To train the Comprehend custom entity recognizer and to set up real-time endpoints, we have to enable additional policies and update the trust relationships for our SageMaker notebook role. To do this, attach AmazonS3FullAccess, TextractFullAccess, and ComprehendFullAccess policies to your Amazon SageMaker Notebook IAM Role. To execute this step, please refer to Changing IAM permissions and trust relationships for the Amazon SageMaker notebook execution role in the Setting up your AWS environment section in Chapter 2, Introducing Amazon Textract.

Now that we have the necessary IAM roles and notebook set up in the Amazon SageMaker notebook instance, let's jump to the code walk-through.

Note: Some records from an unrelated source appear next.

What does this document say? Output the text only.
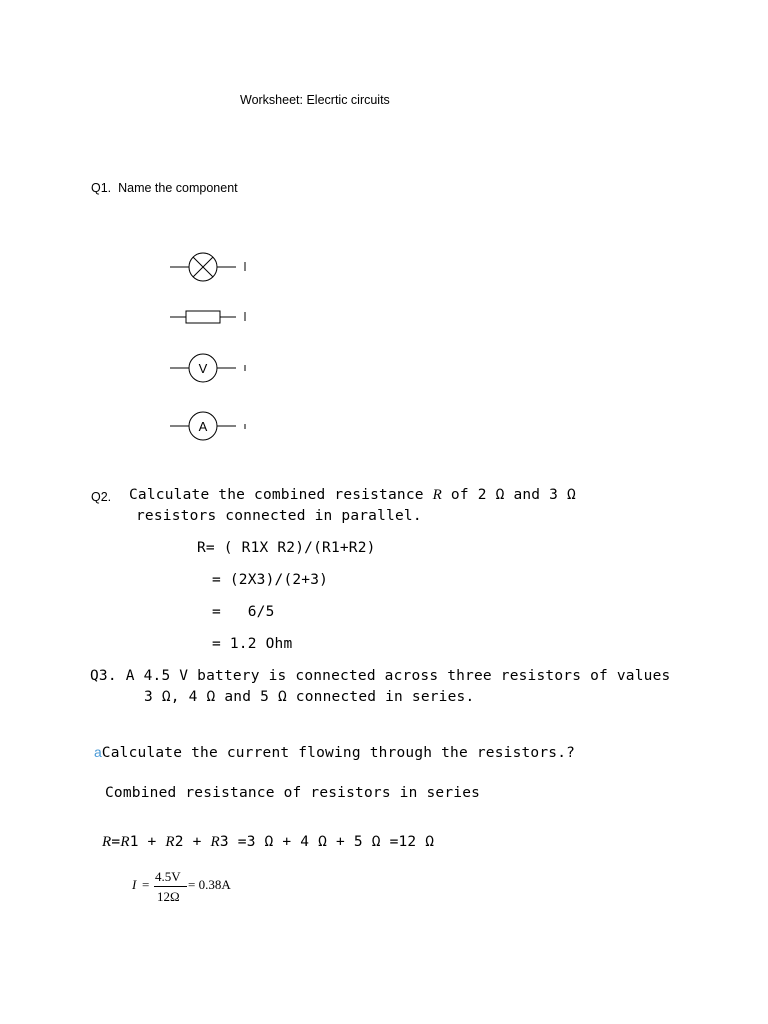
Worksheet: Elecrtic circuits
Q1. Name the component
V
A
Q2. Calculate the combined resistance R of 2 Ω and 3 Ω
resistors connected in parallel.
R= ( R1X R2)/(R1+R2)
= (2X3)/(2+3)
=   6/5
= 1.2 Ohm
Q3. A 4.5 V battery is connected across three resistors of values
3 Ω, 4 Ω and 5 Ω connected in series.
aCalculate the current flowing through the resistors.?
Combined resistance of resistors in series
R=R1 + R2 + R3 =3 Ω + 4 Ω + 5 Ω =12 Ω
I =
4.5V
12Ω
= 0.38A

Automating documents for control and compliance

In this section, we will give a code walk-through of the architecture we discussed for automating documents using Amazon Textract and setting compliance and control with PII masking using Amazon Comprehend in Figure 14.2 using this notebook:

  1. Execute the cell under Step 1 – Setup and install libraries in the Jupyter notebook you just set up at the following link, https://github.com/PacktPublishing/Natural-Language-Processing-with-AWS-AI-Services/blob/main/Chapter%2004/Chapter%204%20Compliance%20and%20control.ipynb, to ensure that you have the libraries needed for the notebook. Note that in this cell, you are getting the Amazon SageMaker execution role for the notebook along with the SageMaker session. You are setting up boto3 libraries to call Amazon Textract, Amazon Comprehend, and Amazon S3 APIs. You are also using the SageMaker session to access the default SageMaker S3 bucket where you will be storing the data for this lab using a prefix or folder.
  2. Now, we will start with the sample bank statement. Execute the cells under Step 2, Extracting text from a sample document in the Jupyter notebook, to display the sample document to extract text and redact the PII:

    documentName = "bankstatement.png"

    display(Image(filename=documentName))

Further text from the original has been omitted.